Language Models have revolutionized natural language processing. Yet, they can say wrong things in a very convincing way — they hallucinate. One solution to this problem can come from structured data such as knowledge graphs, which can serve to correct and inform the model. In this class, we will see how to bridge the gap between natural language (the sentence “Elvis is alive”) and structured information (the statement alive(Elvis)). We will cover the technical steps of information extraction: named entity recognition, entity disambiguation, and fact extraction. For each of them, we will see different methods: fine-tuning language models, prompt engineering, and training-free procedures. Finally, we will talk about techniques for knowledge cleaning: link prediction, entity alignment and rule mining.

Grading

The grades are now available on Synapses. If you can't find your grade or you would like to know about its component grades, contact the lecturer!

The course is graded by 6 labs and a final exam.
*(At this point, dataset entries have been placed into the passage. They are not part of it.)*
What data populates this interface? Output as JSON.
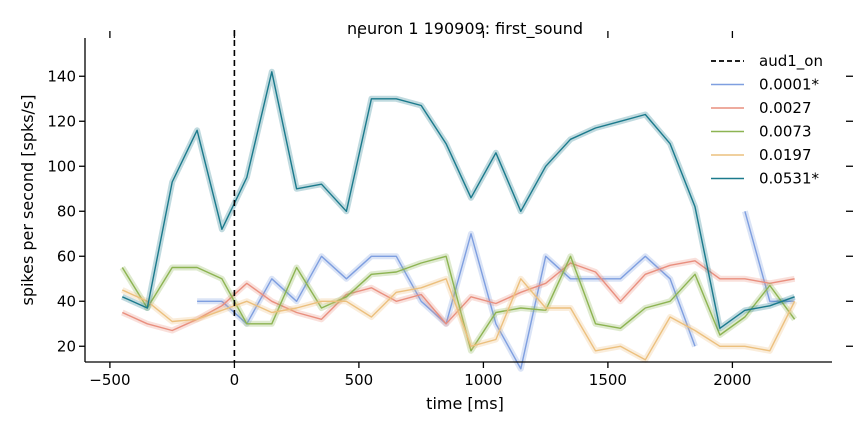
{
  "chart_data": {
    "type": "line",
    "title": "neuron 1 190909: first_sound",
    "xlabel": "time [ms]",
    "ylabel": "spikes per second [spks/s]",
    "xlim": [
      -600,
      2400
    ],
    "ylim": [
      13,
      157
    ],
    "xticks": [
      -500,
      0,
      500,
      1000,
      1500,
      2000
    ],
    "yticks": [
      20,
      40,
      60,
      80,
      100,
      120,
      140
    ],
    "grid": false,
    "legend_position": "top-right",
    "vline": {
      "name": "aud1_on",
      "x": 0,
      "color": "#000000",
      "style": "dashed"
    },
    "series": [
      {
        "name": "0.0001*",
        "color": "#7f9fe0",
        "x": [
          -150,
          -50,
          50,
          150,
          250,
          350,
          450,
          550,
          650,
          750,
          850,
          950,
          1050,
          1150,
          1250,
          1350,
          1450,
          1550,
          1650,
          1750,
          1850,
          null,
          2050,
          2150,
          2250
        ],
        "values": [
          40,
          40,
          30,
          50,
          40,
          60,
          50,
          60,
          60,
          40,
          30,
          70,
          30,
          10,
          60,
          50,
          50,
          50,
          60,
          50,
          20,
          null,
          80,
          40,
          40
        ]
      },
      {
        "name": "0.0027",
        "color": "#e98f7f",
        "x": [
          -450,
          -350,
          -250,
          -150,
          -50,
          50,
          150,
          250,
          350,
          450,
          550,
          650,
          750,
          850,
          950,
          1050,
          1150,
          1250,
          1350,
          1450,
          1550,
          1650,
          1750,
          1850,
          1950,
          2050,
          2150,
          2250
        ],
        "values": [
          35,
          30,
          27,
          32,
          38,
          48,
          40,
          35,
          32,
          43,
          46,
          40,
          43,
          30,
          42,
          39,
          44,
          48,
          57,
          53,
          40,
          52,
          56,
          58,
          50,
          50,
          48,
          50
        ]
      },
      {
        "name": "0.0073",
        "color": "#8db452",
        "x": [
          -450,
          -350,
          -250,
          -150,
          -50,
          50,
          150,
          250,
          350,
          450,
          550,
          650,
          750,
          850,
          950,
          1050,
          1150,
          1250,
          1350,
          1450,
          1550,
          1650,
          1750,
          1850,
          1950,
          2050,
          2150,
          2250
        ],
        "values": [
          55,
          37,
          55,
          55,
          50,
          30,
          30,
          55,
          37,
          42,
          52,
          53,
          57,
          60,
          18,
          35,
          37,
          36,
          60,
          30,
          28,
          37,
          40,
          52,
          25,
          33,
          47,
          32
        ]
      },
      {
        "name": "0.0197",
        "color": "#ecc07e",
        "x": [
          -450,
          -350,
          -250,
          -150,
          -50,
          50,
          150,
          250,
          350,
          450,
          550,
          650,
          750,
          850,
          950,
          1050,
          1150,
          1250,
          1350,
          1450,
          1550,
          1650,
          1750,
          1850,
          1950,
          2050,
          2150,
          2250
        ],
        "values": [
          45,
          40,
          31,
          32,
          36,
          40,
          35,
          37,
          40,
          40,
          33,
          44,
          46,
          50,
          20,
          23,
          50,
          37,
          37,
          18,
          20,
          14,
          33,
          27,
          20,
          20,
          18,
          40
        ]
      },
      {
        "name": "0.0531*",
        "color": "#1b7a8c",
        "x": [
          -450,
          -350,
          -250,
          -150,
          -50,
          50,
          150,
          250,
          350,
          450,
          550,
          650,
          750,
          850,
          950,
          1050,
          1150,
          1250,
          1350,
          1450,
          1550,
          1650,
          1750,
          1850,
          1950,
          2050,
          2150,
          2250
        ],
        "values": [
          42,
          37,
          93,
          116,
          72,
          95,
          142,
          90,
          92,
          80,
          130,
          130,
          127,
          110,
          86,
          106,
          80,
          100,
          112,
          117,
          120,
          123,
          110,
          82,
          28,
          36,
          38,
          42
        ]
      }
    ]
  }
}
Discussing assignments together is allowed, but each student must write their own solution. No sharing of code, plagiarism entails a grade of 0 for the lab/exam. Unless otherwise mentioned, labs are due before the next lecture.

Teachers:

Schedule

The class takes place at Telecom Paris on Monday mornings 9:00-12:15 starting from Monday 15th of September.

Introduction (15/09/2025, 0D19)
  1. Introduction to Knowledge Base Construction
  2. Knowledge Graphs
  3. Knowledge Representation
Named Entity Recognition and Classification (22/09/2025, 0D19)
  1. Continuation of Knowledge Representation
    (We covered all slides except Reification and Reasoning)
  2. Named Entity Recognition and Classification
    (Except Conditional Random Fields and Machine Learning)
Supplementary material: A quick refresher of Regular Expressions
Typing and Disambiguation (29/09/2025, 1D19)
  1. Entity Disambiguation
  2. Prompt Engineering
Fact extraction (06/10/2025, 1D19)
  1. Fact Extraction
    (Without semantic representations)
  2. Constrained Decoding

Lab: Fact extraction with constrained decoding. Resources.

Fact Extraction by Reasoning (13/10/2025, 1C33)
  1. Information Extraction by Reasoning
  2. Weighted MAX SAT

Lab: Weighted Max Sat

Rule Mining (20/10/2025, 1D19)
  1. Rule Mining (recording)
    (without bottom-up rule mining)

Lab: Rule mining

No course on 27/10/2025 (vacation) and on 03/11/2025 (travel)
Semantic Web (10/11/2025, 1C33)
  1. Semantic Web
    (Without OWL, SPARQL, RDFa)

Lab: Data cleaning

Exam (17/11/2025, 9:00-10:30, 0C01)
The exam is “closed-book”: no materials are allowed except for a pen.